На работе Нина попыталась точно установить, какими левыми приработками промышляла Капитолина. Подъезжала к Анчутиной, ближайшей наперснице Озолиной, подсаживаясь к ней за столик в столовой, скрепя сердце, делала комплименты по поводу ее лучезарной внешности (занюханная, в общем, была девица), заводила сладкие речи о дружбе, так необходимой в их трудной, небезопасной работе.

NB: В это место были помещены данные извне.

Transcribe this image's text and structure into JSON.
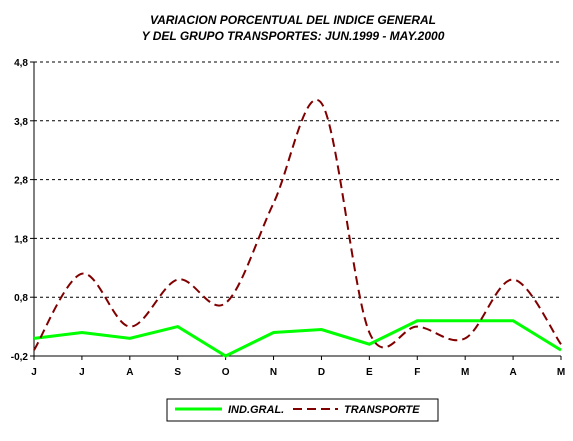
{
  "chart_data": {
    "type": "line",
    "title_lines": [
      "VARIACION PORCENTUAL DEL INDICE GENERAL",
      "Y DEL GRUPO TRANSPORTES: JUN.1999 - MAY.2000"
    ],
    "categories": [
      "J",
      "J",
      "A",
      "S",
      "O",
      "N",
      "D",
      "E",
      "F",
      "M",
      "A",
      "M"
    ],
    "y_ticks": [
      "-0,2",
      "0,8",
      "1,8",
      "2,8",
      "3,8",
      "4,8"
    ],
    "ylim": [
      -0.2,
      4.8
    ],
    "grid": "horizontal dashed",
    "legend_position": "bottom",
    "series": [
      {
        "name": "IND.GRAL.",
        "color": "#00ff00",
        "style": "solid",
        "values": [
          0.1,
          0.2,
          0.1,
          0.3,
          -0.2,
          0.2,
          0.25,
          0.0,
          0.4,
          0.4,
          0.4,
          -0.1
        ]
      },
      {
        "name": "TRANSPORTE",
        "color": "#800000",
        "style": "dashed",
        "values": [
          -0.1,
          1.2,
          0.3,
          1.1,
          0.7,
          2.4,
          4.1,
          0.2,
          0.3,
          0.1,
          1.1,
          0.0
        ]
      }
    ]
  }
}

Анчутина смеялась ей в лицо. За ней стоял изворотливый разум многомудрой Капитолины. Анчутина говорила:
— Зря время тратишь, Донцова. Сыщик из тебя, как из моей бабушки футболист. У тебя честность на лбу написана, как бельмо.
— Бельмо на глазу бывает.
— У кого на глазу, а у тебя на лбу.
Так бы и плеснула компотом на продувную харю. Капитолина Викторовна поглядывала на Нину насмешливо, хорошо понимая, что та следит за ней. Больше она дефицит не заначивала, во всяком случае, Нина этого не замечала. Как–то позвонила Клава, сообщила, что записалась на подготовительные курсы в институт и устроилась работать почтальоном. Работа — четыре часа в день, как раз то, что ей сейчас надо. Нина весело пожелала ей всяческого благополучия.
Ничего, оказывается, не случилось, думала Нина. Подумаешь, выжили с работы неугодную, бедовую продавщицу. А ей это на пользу — вон в институт будет поступать. И Капитолина последнее время как–то помягче стала в обращении, голос ни на кого не повышает. У всех все хорошо. Страсти улеглись. Отчего же она, Нина Донцова, никак не может успокоиться, и чем дальше, тем злее точит ее сердце червь неотплаченной обиды?
Как же так, ничего не случилось, думала Нина, если нет больше рядом верной Клавы Захорошко, если притихшие подруги отворачивают глаза?
Дома она забывалась в хозяйственных хлопотах, в беседах с мужем, который каждый вечер неукоснительно и подробно докладывал ей о своих делах, но стоило утром выйти на работу, стоило поймать на себе подстерегающий взгляд Капитолины Викторовны, как с прежней силой бился в груди зловещий вопрос: «Почему так? Почему так? Почему так?..»
Лариса свела его с ума. Он подчинялся ей безропотно. Она говорила: «Пожилые мужчины обязаны содержать юных любовниц». Певунов униженно хихикал, делая вид, что принимает это за шутку. Но это не было шуткой. «Купи клипсы с камушками!» — капризничала Лариса. Он покупал. Певунов теперь на каждое свидание приносил какой–нибудь, и недешевый, подарок.
В ее объятиях, в ее ласковом, журчащем бормотании он бывал счастлив короткие мгновения. Тем горше было отрезвление. В самые интимные мгновения Лариса могла отстраниться и напомнить деловым тоном: «Ты не забыл, что обещал сапоги на шпильках?» Она торговалась беззастенчиво и подглядывала кошачьими глазами, какое это производит на него впечатление.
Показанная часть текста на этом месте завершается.